The OFT said it brought the commission in because of concerns over the market power Wiseman might attain.
"This transaction would put the milk business of a rival dairy in and around Glasgow in the hands of Wiseman, the largest supplier of fresh milk in Scotland. As a result, middle ground customers in the area of overlap could face higher milk prices," said Vincent Smith, the OFT's director of competition enforcement.
The decision is a second blow for Wiseman in as many months at the hands of competition authorities. It is also a sign that the OFT is looking to reassert its authority after the Competition Appeals Tribunal (CAT) accused it of bungling an earlier investigation involving Wiseman.
Dairy processor Arla UK and its Scottish subsidiary, Claymore, accused Wiseman of abusing its market position in Scotland by targeting Claymore's middle-ground customers with offers for exclusive deals and 'below-cost' prices.
CAT said it had "serious doubts" about crucial aspects of the OFT's investigation and, while stopping short of ordering a new one, said it hoped "the OFT would take a firm line on such practices in the future".
The OFT's referral of Wiseman to the Competition Commission suggests the body has taken the CAT message on board.

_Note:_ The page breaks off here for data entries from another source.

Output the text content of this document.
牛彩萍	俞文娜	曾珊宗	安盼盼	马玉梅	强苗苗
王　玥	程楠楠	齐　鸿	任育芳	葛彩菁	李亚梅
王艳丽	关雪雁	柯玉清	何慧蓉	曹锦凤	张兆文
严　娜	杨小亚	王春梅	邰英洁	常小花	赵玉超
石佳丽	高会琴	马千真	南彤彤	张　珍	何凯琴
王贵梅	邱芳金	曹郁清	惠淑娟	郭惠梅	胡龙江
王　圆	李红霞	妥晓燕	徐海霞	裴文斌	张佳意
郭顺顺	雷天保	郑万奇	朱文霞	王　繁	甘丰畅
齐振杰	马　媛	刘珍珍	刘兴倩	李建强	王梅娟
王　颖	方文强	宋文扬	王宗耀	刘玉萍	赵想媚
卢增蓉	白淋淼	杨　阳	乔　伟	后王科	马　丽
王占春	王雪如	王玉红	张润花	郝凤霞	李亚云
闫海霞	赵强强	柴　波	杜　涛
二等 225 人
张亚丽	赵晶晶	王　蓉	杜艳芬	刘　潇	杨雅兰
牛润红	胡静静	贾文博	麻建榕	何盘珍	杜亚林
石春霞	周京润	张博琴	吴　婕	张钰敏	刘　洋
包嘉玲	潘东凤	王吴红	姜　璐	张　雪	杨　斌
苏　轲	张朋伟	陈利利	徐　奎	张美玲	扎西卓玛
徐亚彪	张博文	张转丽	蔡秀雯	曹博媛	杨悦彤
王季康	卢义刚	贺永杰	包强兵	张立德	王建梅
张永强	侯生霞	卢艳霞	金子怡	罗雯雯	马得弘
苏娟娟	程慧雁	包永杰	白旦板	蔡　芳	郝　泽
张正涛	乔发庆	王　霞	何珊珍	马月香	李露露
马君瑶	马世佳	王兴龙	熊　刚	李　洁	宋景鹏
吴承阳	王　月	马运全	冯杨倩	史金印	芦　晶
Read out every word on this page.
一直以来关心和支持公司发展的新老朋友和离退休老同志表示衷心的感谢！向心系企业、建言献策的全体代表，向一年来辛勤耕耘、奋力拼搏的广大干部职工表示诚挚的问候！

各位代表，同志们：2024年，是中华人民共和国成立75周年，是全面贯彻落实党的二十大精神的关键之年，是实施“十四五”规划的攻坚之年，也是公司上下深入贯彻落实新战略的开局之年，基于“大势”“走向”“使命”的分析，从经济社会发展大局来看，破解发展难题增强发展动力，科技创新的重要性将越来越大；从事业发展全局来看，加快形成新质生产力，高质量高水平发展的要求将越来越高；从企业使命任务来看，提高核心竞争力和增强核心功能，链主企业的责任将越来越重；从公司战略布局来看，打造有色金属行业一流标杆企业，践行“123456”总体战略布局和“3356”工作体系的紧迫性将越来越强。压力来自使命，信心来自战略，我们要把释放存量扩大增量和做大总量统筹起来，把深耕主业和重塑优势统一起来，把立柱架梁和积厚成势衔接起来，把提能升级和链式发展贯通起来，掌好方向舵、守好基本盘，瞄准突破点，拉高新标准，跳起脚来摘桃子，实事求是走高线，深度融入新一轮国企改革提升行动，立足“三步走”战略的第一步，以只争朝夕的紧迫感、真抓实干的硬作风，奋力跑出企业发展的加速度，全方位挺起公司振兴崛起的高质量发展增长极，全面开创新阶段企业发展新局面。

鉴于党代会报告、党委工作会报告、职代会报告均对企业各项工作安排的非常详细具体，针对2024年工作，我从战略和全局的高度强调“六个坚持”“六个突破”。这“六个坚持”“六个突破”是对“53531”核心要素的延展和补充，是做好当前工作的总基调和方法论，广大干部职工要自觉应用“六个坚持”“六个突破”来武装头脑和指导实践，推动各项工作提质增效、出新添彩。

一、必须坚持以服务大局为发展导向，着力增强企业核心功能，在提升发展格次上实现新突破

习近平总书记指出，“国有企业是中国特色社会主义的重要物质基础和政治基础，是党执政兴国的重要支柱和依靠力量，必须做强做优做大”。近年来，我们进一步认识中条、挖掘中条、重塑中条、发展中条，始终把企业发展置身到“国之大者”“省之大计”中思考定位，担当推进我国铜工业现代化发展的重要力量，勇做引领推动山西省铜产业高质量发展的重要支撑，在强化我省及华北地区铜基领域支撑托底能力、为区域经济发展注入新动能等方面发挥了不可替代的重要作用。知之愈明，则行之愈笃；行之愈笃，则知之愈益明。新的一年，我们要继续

Yet, competition policy is an issue likely to become more and more important in the dairy industry as the trend for consolidation continues apace.
Last week, Dairy Crest announced it would buy Arla's London Foodservice business for £4m. Dairy Crest also snapped up Midlands Co-op Dairies and Starcross Foods in May this year, something expected to produce savings after initial 'swallowing costs'.
One senior industry analyst said that the top two UK dairy processors, Dairy Crest and Arla, did not actually compete on fresh milk supplies in any one particular area of the UK.
But, the possibility of this breeding a concentration of market power has almost become seen as a necessary evil because someone needs to supply the milk.
Britain's National Farmers' Union said in its recent Dairy Vision report that further consolidation was both inevitable and necessary in the dairy industry to ensure it a competitive future.